Исповедь священника, вернувшегося из таёжной бездны, где десять лет назад исчез его друг. В глухом урочище Тобольской губернии, которое местные асты называют «гнилым пупом», лес не просто поглощает людей — он перекраивает их изнутри, заменяя душу на бесовское устройство. Отец Фёдор, нарушив каноны и взяв в руки оружие, отправляется на поиски пропавшего, чтобы обнаружить ужасающую правду: его друг теперь сторож этой прорехи в ткани мира, и благодарность в его пустых глазах страшнее любой боли.
Говорят, Бог забирает лучших, но это враньё. Чаще всего их забирают те, кому просто нужно носить чужую кожу, пока своя не отрастёт.
Тобольская губерния, 1892 год. В канцелярию епархии доставили священника, отца Феодора. Он вышел из глухой тайги через месяц после того, как его объявили мёртвым. Ряса в лохмотьях, крест потерян, а вместо молитв он только шепчет имя своего друга. В комнате пахнет сырой землёй и чем-то, что заставляет жандармов отводить глаза. Эту историю не найти в официальных отчётах Синода. Она сохранилась в виде неканонической исповеди, которую записал старый монах под диктовку Феодора перед тем, как тот навсегда замолчал и ушёл в затвор. Текст трижды пытались сжечь, но бумага просто чернела, не давая пламени коснуться слов. То, что вы сейчас услышите, — это расшифровка тех самых записей.
---
«Десять лет — это если по календарю считать. А если по совести, так я из того леса и не выходил никогда. Весь там остался, в тумане 82-го, когда Лёшка, брат мой названный, просто перестал быть. Телегу нашли за полверсты от тракта, в такой чаще, куда и лесоруб не сунется. Кони целы, овёс в кормушке, а Лёшки нет. Будто его сверху кто-то, как фигурку с доски, пальцами снял».
«Меня тогда на службе в полку не было. А как вернулся, как рясу надел, так эта заноза под сердцем и засела. Десять лет я просыпался в один и тот же день и чувствовал: ждёт он меня. Не зовёт, нет, просто ждёт. В ту ночь, в два часа ночи, меня будто обухом по затылку приложило. Глаза открыл, а в келье темно и запах. Вот те крест. Запахло не ладаном, а мокрой собачьей шерстью и старым железом. Руки затряслись. Понял: либо сейчас поеду туда, либо завтра меня в кандалах в сумасшедший дом повезут».

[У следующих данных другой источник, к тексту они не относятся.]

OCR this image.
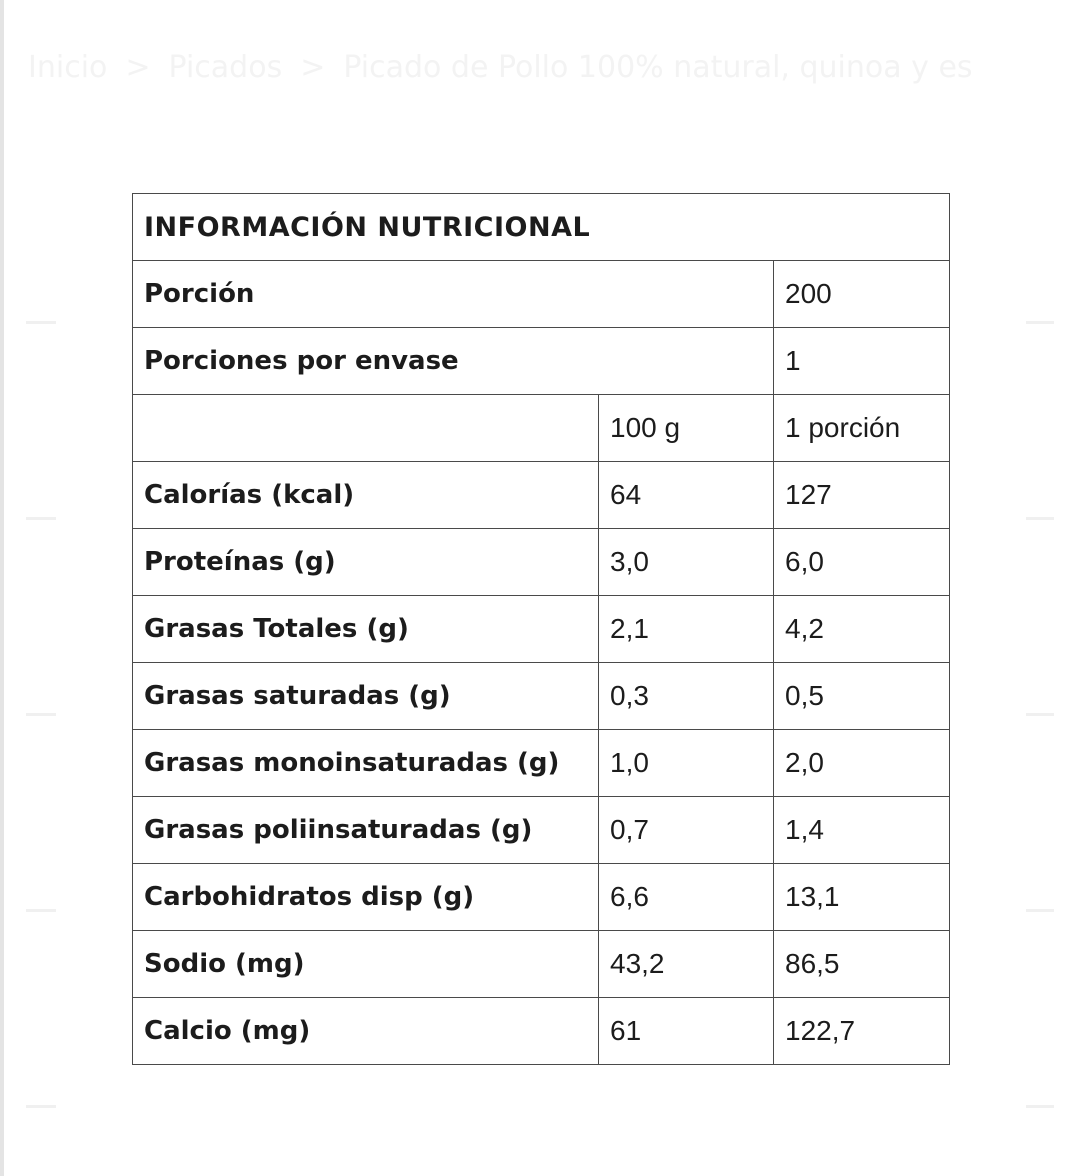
Inicio > Picados > Picado de Pollo 100% natural, quinoa y es
INFORMACIÓN NUTRICIONAL		
Porción		200
Porciones por envase		1
	100 g	1 porción
Calorías (kcal)	64	127
Proteínas (g)	3,0	6,0
Grasas Totales (g)	2,1	4,2
Grasas saturadas (g)	0,3	0,5
Grasas monoinsaturadas (g)	1,0	2,0
Grasas poliinsaturadas (g)	0,7	1,4
Carbohidratos disp (g)	6,6	13,1
Sodio (mg)	43,2	86,5
Calcio (mg)	61	122,7
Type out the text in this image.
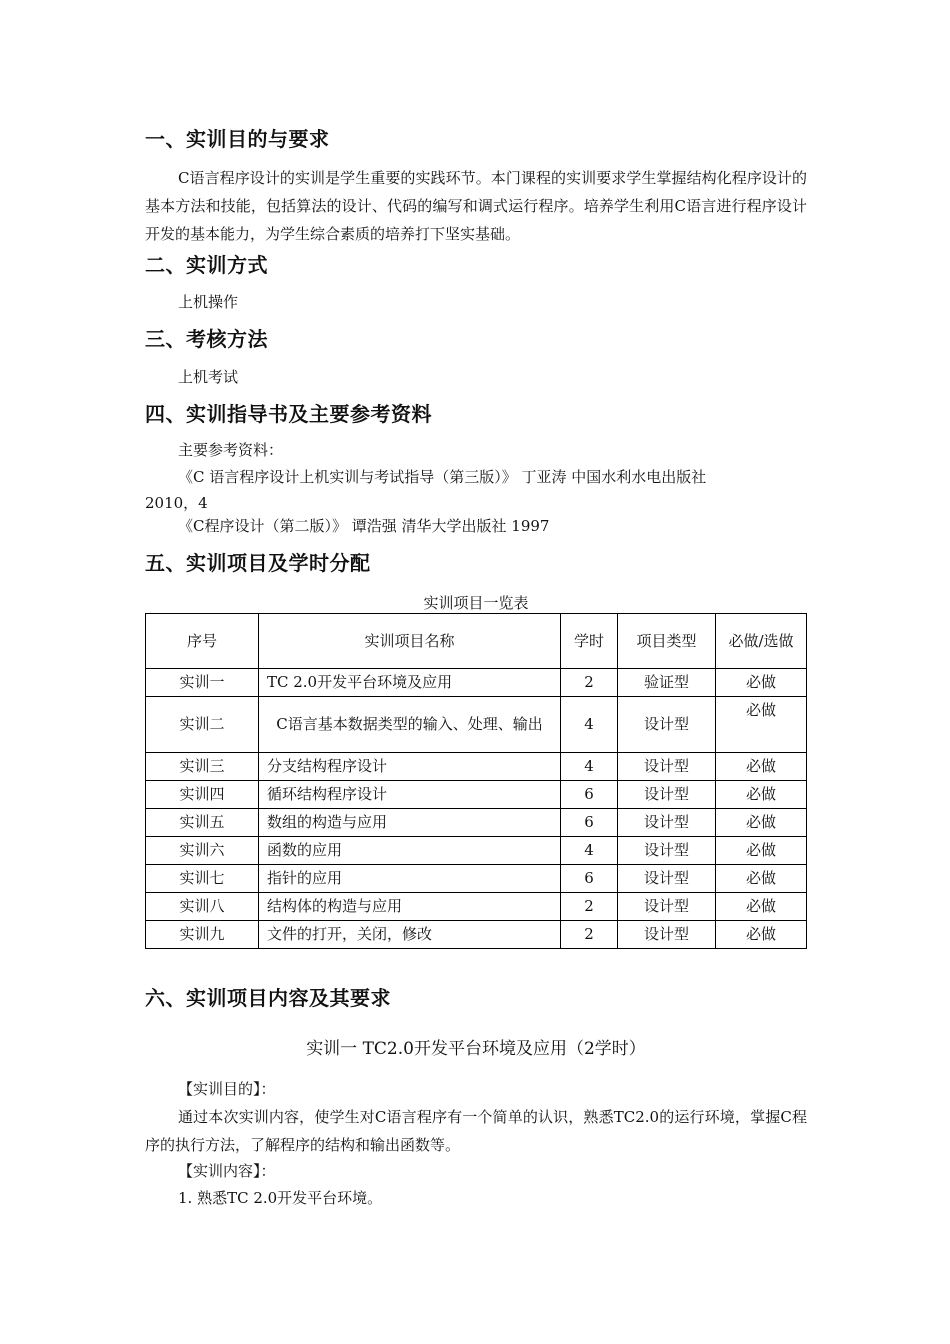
一、实训目的与要求
C语言程序设计的实训是学生重要的实践环节。本门课程的实训要求学生掌握结构化程序设计的基本方法和技能，包括算法的设计、代码的编写和调式运行程序。培养学生利用C语言进行程序设计开发的基本能力，为学生综合素质的培养打下坚实基础。
二、实训方式
上机操作
三、考核方法
上机考试
四、实训指导书及主要参考资料
主要参考资料：
《C 语言程序设计上机实训与考试指导（第三版）》 丁亚涛 中国水利水电出版社
2010，4
《C程序设计（第二版）》 谭浩强 清华大学出版社 1997
五、实训项目及学时分配
实训项目一览表
序号	实训项目名称	学时	项目类型	必做/选做
实训一	TC 2.0开发平台环境及应用	2	验证型	必做
实训二	C语言基本数据类型的输入、处理、输出	4	设计型	必做
实训三	分支结构程序设计	4	设计型	必做
实训四	循环结构程序设计	6	设计型	必做
实训五	数组的构造与应用	6	设计型	必做
实训六	函数的应用	4	设计型	必做
实训七	指针的应用	6	设计型	必做
实训八	结构体的构造与应用	2	设计型	必做
实训九	文件的打开，关闭，修改	2	设计型	必做
六、实训项目内容及其要求
实训一 TC2.0开发平台环境及应用（2学时）
【实训目的】：
通过本次实训内容，使学生对C语言程序有一个简单的认识，熟悉TC2.0的运行环境，掌握C程序的执行方法，了解程序的结构和输出函数等。
【实训内容】：
1. 熟悉TC 2.0开发平台环境。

Собрался быстро. Сунул в сумку кусок хлеба, требник, сапоги натянул, подрясник старый, сверху армяк. И полез под лавку за двустволкой своей, тульской. Руки дрожали. Я знал, что по канонам, в ту самую секунду, когда я решил взять оружие, я сам себя изверг из сана. Что нет больше иерея Феодора, а есть просто человек, идущий на духовную смерть.
Зорька, кобыла моя, она шумная. А тут подхожу к конюшне, а она в деннике мечется, глазами косит. Белки белые, страшные. Храпит, копытом доски бьёт. Кое-как оседлал, выехали. Ночь, хоть глаз выколи. Туман из оврагов пополз, густой, липкий. Еду, а сам спиной чувствую: смотрят. Зверь шумит, а тут тишина такая, что слышно, как кровь в ушах стучит. До того места, где Лёшкину телегу нашли, верст двадцать было.
И вот, когда уже к форпосту старому подъезжали, Зорька встала как вкопанная, уши прижала, задрожала вся. Я фонарь повыше поднял, гляжу в кусты и обмираю. Там, за рябинником, женщина стоит. В сарафане синем, выцветшем, бабьи такие при Павле Первом ещё носили. И двое детей рядом, за подол её держатся. Мальцы совсем, босые. В лесу холод собачий, а они босые стоят, в землю смотрят. Меня аж холодом обдало. Я спешился, крикнул им: «Люди добрые, беда ли какая?»
Голос мой в тумане утонул, как в вате. Они не шелохнулись. Женщина голову медленно поворачивает, а лица под платком не видно — тень там чёрная. И дети, они не моргают. Просто смотрят сквозь меня. Зорька как захрапит, как рванулась назад. Обернулся — а там пусто. Нет никого. Трава стоит, не шелохнётся, только запах этот усилился: ржавчина и гниль.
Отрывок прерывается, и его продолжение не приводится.